The reporting here does seem a little dodgy. The piece implies that this line from a U.S chaplain's sermon is a violation of U.S. policy:

"The special forces guys - they hunt men basically. We do the same things as Christians, we hunt people for Jesus. We do, we hunt them down."

But it's not at all clear that this refers to converting Afghans and this seems like a line that one could hear in any evangelical sermon in the United States. None of the officers "caught on camera" in the segment ever actually instruct troops to proselytize, in fact the only discussion of the practice is about how it's against military rules. 

As for the bibles in Dari and Pashto, the conversations in the video actually seem to better support the military's explanation that a soldier had "showed them to the group and the chaplain explained that he cannot distribute them."

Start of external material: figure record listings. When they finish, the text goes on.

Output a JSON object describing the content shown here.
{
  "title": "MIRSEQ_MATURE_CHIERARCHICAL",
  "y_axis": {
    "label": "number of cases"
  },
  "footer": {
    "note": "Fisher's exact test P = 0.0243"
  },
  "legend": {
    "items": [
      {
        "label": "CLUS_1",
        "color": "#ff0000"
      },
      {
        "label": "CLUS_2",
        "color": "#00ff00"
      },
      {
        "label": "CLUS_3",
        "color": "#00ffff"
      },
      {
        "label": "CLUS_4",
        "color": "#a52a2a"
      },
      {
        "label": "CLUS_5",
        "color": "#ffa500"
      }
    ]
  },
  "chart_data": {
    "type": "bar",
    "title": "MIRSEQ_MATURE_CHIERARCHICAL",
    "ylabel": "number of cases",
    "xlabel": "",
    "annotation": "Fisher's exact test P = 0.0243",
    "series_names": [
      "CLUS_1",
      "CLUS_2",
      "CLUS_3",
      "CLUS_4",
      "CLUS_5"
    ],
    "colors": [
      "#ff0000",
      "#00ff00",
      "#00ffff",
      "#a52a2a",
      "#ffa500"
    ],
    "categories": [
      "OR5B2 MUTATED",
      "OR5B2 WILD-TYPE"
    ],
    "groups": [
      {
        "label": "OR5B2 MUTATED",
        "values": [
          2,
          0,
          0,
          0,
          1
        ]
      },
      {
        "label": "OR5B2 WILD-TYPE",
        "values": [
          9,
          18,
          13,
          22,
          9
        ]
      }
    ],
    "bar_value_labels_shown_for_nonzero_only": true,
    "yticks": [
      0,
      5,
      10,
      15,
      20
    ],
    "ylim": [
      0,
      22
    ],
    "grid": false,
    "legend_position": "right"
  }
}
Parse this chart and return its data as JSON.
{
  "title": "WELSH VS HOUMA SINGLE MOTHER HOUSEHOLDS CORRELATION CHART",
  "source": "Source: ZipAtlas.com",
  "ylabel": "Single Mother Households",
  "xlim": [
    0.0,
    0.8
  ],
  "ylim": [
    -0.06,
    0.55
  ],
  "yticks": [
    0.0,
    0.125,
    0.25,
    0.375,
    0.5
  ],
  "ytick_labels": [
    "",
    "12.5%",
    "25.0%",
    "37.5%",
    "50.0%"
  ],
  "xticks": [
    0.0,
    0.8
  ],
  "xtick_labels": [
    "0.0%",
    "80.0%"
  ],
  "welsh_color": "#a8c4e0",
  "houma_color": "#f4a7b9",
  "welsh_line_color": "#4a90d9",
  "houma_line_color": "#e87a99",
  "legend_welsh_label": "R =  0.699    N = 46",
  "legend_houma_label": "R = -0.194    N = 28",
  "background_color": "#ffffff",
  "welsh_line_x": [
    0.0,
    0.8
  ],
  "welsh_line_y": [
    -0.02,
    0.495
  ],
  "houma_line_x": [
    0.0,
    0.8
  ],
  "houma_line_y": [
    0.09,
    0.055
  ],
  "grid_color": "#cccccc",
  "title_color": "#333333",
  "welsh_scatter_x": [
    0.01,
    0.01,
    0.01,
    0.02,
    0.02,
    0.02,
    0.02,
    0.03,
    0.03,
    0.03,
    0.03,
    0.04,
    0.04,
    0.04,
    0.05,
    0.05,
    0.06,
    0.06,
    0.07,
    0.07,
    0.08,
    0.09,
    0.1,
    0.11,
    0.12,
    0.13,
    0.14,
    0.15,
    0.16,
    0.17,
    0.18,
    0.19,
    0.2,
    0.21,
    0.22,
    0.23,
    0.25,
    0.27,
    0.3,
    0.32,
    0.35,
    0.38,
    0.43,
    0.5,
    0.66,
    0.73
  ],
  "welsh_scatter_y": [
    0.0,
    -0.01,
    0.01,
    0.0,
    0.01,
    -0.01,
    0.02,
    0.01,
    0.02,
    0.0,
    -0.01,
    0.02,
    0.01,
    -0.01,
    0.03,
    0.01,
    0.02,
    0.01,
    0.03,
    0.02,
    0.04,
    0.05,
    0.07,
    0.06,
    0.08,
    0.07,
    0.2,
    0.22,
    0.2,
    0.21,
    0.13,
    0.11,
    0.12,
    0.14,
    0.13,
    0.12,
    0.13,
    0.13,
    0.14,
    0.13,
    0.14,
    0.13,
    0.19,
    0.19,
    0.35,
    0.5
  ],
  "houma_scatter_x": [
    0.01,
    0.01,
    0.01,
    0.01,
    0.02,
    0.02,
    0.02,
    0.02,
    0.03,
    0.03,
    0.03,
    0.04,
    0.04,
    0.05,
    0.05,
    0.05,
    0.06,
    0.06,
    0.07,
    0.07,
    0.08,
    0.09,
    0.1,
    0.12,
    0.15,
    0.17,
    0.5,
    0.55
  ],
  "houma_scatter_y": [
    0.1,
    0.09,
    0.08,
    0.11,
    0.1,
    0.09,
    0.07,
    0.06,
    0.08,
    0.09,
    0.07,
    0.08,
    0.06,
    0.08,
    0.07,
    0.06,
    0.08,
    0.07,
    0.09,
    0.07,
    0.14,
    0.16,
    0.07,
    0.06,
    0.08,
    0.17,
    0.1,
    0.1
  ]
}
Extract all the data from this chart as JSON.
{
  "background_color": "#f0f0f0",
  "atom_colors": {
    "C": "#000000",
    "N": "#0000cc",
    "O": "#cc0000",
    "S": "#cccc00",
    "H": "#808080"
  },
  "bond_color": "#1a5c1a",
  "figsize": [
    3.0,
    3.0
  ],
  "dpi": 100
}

Afghanistan's former prime minister has called for an investigation after seeing the segment. This is a serious issue and one that has gotten the military into trouble before. But without more evidence, this particular case seems like a manufactured controversy.

 

CURIOUS OBSERVER

1:59 PM ET

May 4, 2009

Actually it could be worse

In yet another interpretation the chaplain's remarks could be taken to mean they're hunting down infidels on behalf of Jesus.

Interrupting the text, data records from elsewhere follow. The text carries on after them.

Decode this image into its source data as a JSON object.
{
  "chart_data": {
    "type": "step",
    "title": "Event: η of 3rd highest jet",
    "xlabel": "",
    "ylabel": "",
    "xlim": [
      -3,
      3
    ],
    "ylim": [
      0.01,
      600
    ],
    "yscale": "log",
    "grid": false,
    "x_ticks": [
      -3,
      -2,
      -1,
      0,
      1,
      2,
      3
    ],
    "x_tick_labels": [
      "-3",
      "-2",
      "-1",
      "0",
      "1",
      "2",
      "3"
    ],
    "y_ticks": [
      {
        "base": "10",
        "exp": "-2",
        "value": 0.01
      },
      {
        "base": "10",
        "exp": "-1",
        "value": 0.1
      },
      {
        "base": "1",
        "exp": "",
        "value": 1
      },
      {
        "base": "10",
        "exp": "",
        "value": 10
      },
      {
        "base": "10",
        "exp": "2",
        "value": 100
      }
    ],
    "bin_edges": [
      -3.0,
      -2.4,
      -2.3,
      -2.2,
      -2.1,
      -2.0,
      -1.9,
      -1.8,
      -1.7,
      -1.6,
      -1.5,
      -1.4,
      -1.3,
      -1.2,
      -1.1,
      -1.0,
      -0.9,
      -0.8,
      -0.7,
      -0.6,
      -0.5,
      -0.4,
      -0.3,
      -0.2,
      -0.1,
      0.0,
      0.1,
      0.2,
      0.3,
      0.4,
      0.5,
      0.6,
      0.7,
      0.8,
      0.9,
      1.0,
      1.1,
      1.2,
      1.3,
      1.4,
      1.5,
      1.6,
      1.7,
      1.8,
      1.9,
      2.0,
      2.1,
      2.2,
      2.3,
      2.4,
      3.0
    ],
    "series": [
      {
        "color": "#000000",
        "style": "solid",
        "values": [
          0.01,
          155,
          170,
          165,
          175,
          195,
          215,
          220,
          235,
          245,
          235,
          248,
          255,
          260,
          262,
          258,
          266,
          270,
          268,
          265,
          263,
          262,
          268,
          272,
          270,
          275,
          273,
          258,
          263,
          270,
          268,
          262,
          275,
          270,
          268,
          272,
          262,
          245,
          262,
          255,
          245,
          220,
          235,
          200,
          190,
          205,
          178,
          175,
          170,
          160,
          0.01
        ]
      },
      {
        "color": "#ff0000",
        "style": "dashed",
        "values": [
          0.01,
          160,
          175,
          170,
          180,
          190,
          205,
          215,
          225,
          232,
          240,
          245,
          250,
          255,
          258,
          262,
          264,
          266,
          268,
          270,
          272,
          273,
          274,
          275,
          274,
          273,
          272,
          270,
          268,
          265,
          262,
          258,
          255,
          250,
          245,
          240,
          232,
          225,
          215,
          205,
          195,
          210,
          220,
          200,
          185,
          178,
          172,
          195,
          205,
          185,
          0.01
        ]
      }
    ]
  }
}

Just swell. That's all we need -- to confirm everyone's belief in that part of the world that this is just a continuation of the Crusades.

 

JKDUCK1

3:40 PM ET

May 4, 2009

If he's saying staff like

If he's saying staff like that when he al-Jazeera cameras are in the chapel, I can't imagine what is said when no one from outside is listening. A very damning report either way.

 

DOGMA

4:23 PM ET

May 4, 2009

Actually

the piece implied that distributing bibles in pashtu and dari were violations of U.S. policy, it only uses the sermon to present the difficulties in differentiating/separating proselytizing and evangelism, but in reality evangelism is just a christian form of proselytizing (see definitions of both). This particular article is what seems dodgy to me, not as much the al-jazeera piece. Possibly very volatile information to be broadcast on al-jazeera, no favors done here for U.S. PR in the ME.